Introduction
Definition: An abnormal connection between two or more tarsal bones, which can be osseous (synostosis), cartilaginous (synchondrosis), or fibrous (syndesmosis).
Epidemiology:
Incidence: Documented at ~1%, though cadaveric studies suggest it may be as high as 12.7% due to asymptomatic cases.
Location: The joints most commonly affected are talocalcaneal (TC) (specifically the middle facet) and calcaneonavicular (CN), accounting for approximately 90% of cases.
Bilateralism: Occurs in 50% to 60% of patients.
Etiology:
Congenital failure of differentiation and segmentation of primitive embryonic mesenchyme.
Genetics: Inherited in an autosomal dominant pattern with nearly full penetrance. Approximately 39% of first-degree relatives are affected.
Pathophysiology:
Restriction of subtalar motion leads to compensatory movement at adjacent joints, resulting in accelerated degeneration.
Adaptive shortening or reflex spasm of the peroneal tendons occurs in response to pain, traditionally termed "peroneal spastic flatfoot".
Clinical Presentation
Onset: Symptoms typically manifest as the coalition progressively ossifies, altering joint kinematics.
Calcaneonavicular: Ages 8–12 years.
Talocalcaneal: Ages 12–16 years.
Symptoms:
Vague foot fatigue and pain localized to the sinus tarsi (CN) or medial subtalar joint (TC).
Pain is exacerbated by activity or walking on uneven surfaces.
Recurrent ankle sprains: Limited subtalar motion transfers forces to the tibiotalar joint, increasing injury risk.
Physical Exam:
Rigid valgus hindfoot with forefoot abduction.
Decreased subtalar motion: Significant reduction or absence of passive inversion and eversion.

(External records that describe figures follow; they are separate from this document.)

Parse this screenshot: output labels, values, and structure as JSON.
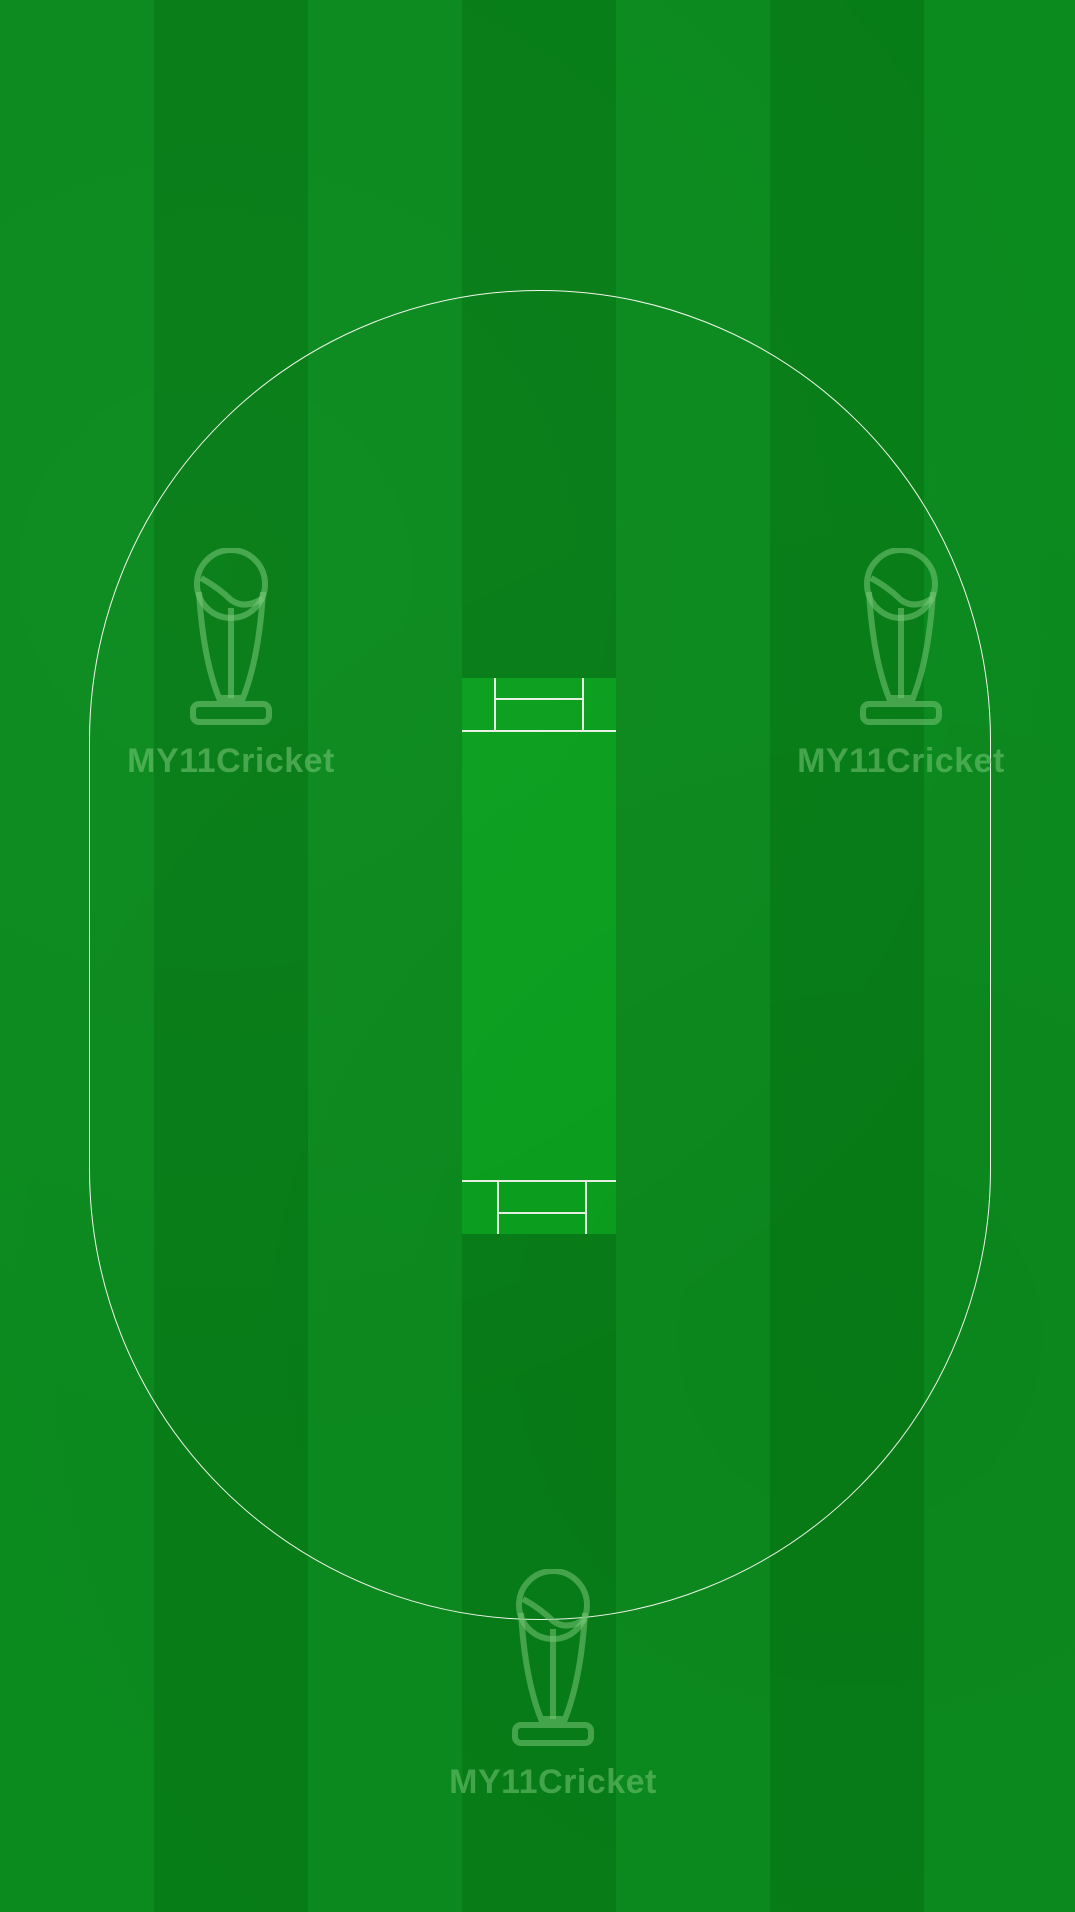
{
  "field": {
    "stripe_light": "#0b8a1e",
    "stripe_dark": "#077d17",
    "pitch_color": "#0aa01e",
    "boundary_color": "#f2f7ee"
  },
  "watermarks": [
    {
      "icon": "trophy-icon",
      "text": "MY11Cricket"
    },
    {
      "icon": "trophy-icon",
      "text": "MY11Cricket"
    },
    {
      "icon": "trophy-icon",
      "text": "MY11Cricket"
    }
  ]
}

Toe-rise test: Failure of the hindfoot to shift into inversion (varus) when rising on toes.
Heel-tip/Reverse Coleman test: Heel valgus remains uncorrected when the medial border is raised, confirming rigidity.
Imaging
Radiography: Initial screening involves AP, lateral, and 45° oblique views.
CN Coalition: Best seen on 45° lateral oblique view.
"Anteater nose" sign: Elongated anterior process of the calcaneus on the lateral view.
TC Coalition: Best seen on Harris (ski-jump) view.
"C-sign": A continuous C-shaped arc formed by the talar dome and sustentaculum tali on the lateral view.
Talar Beaking: A traction spur on the dorsal talus caused by abnormal tarsal mobility.
Computed Tomography (CT): The gold standard for evaluating the extent of osseous coalitions and preoperative planning.
"Drunken waiter" sign: Sloping joint line due to a dysplastic sustentaculum tali (TC).
Magnetic Resonance Imaging (MRI): Highly sensitive for identifying fibrous or cartilaginous coalitions that CT might miss, often showing marrow edema at the coalition site.
Treatment
Non-operative:
Indications: First-line treatment for all symptomatic patients.
Modalities: Activity modification, UCBL orthoses, or 4–6 weeks of immobilization in a short-leg walking cast.
Operative (Resection):
Indications: Symptomatic patients who fail conservative management.
CN Coalition Resection:
Approach: Ollier (dorsolateral tarsal sinus) incision.
Technique: Excision of a 1.5–2.5 cm trapezoidal segment of the bar.
Interposition: Use of EDB muscle origin, fat graft, or bone wax to prevent recurrence.
TC Coalition Resection:
Approach: Medial approach distal to the medial malleolus.
Technique: Exposure via retraction of the FHL and FDL tendons; resection of the bar until normal joint surfaces are visible.
Interposition: Fat graft, split FHL tendon, or bone wax.
Operative (Arthrodesis):
Indications: Extensive coalitions (>50% joint involvement), presence of global degenerative changes, or failed previous resection.
Options: Isolated subtalar fusion or triple arthrodesis (if midfoot joints are also degenerate).
Outcome & Complications
Outcomes: Successful long-term results reported in 70–90% of patients following resection. TC resection outcomes correlate with the amount of postoperative subtalar motion achieved.
Complications:
Recurrence: Symptomatic re-ossification if the resection or interposition is inadequate.
Violation of the talonavicular capsule: During CN resection, this may cause navicular subluxation and subsequent degeneration.
Anesthetic risk: A rigid foot that becomes flexible under anesthesia often indicates a fibrous coalition with associated muscle spasm.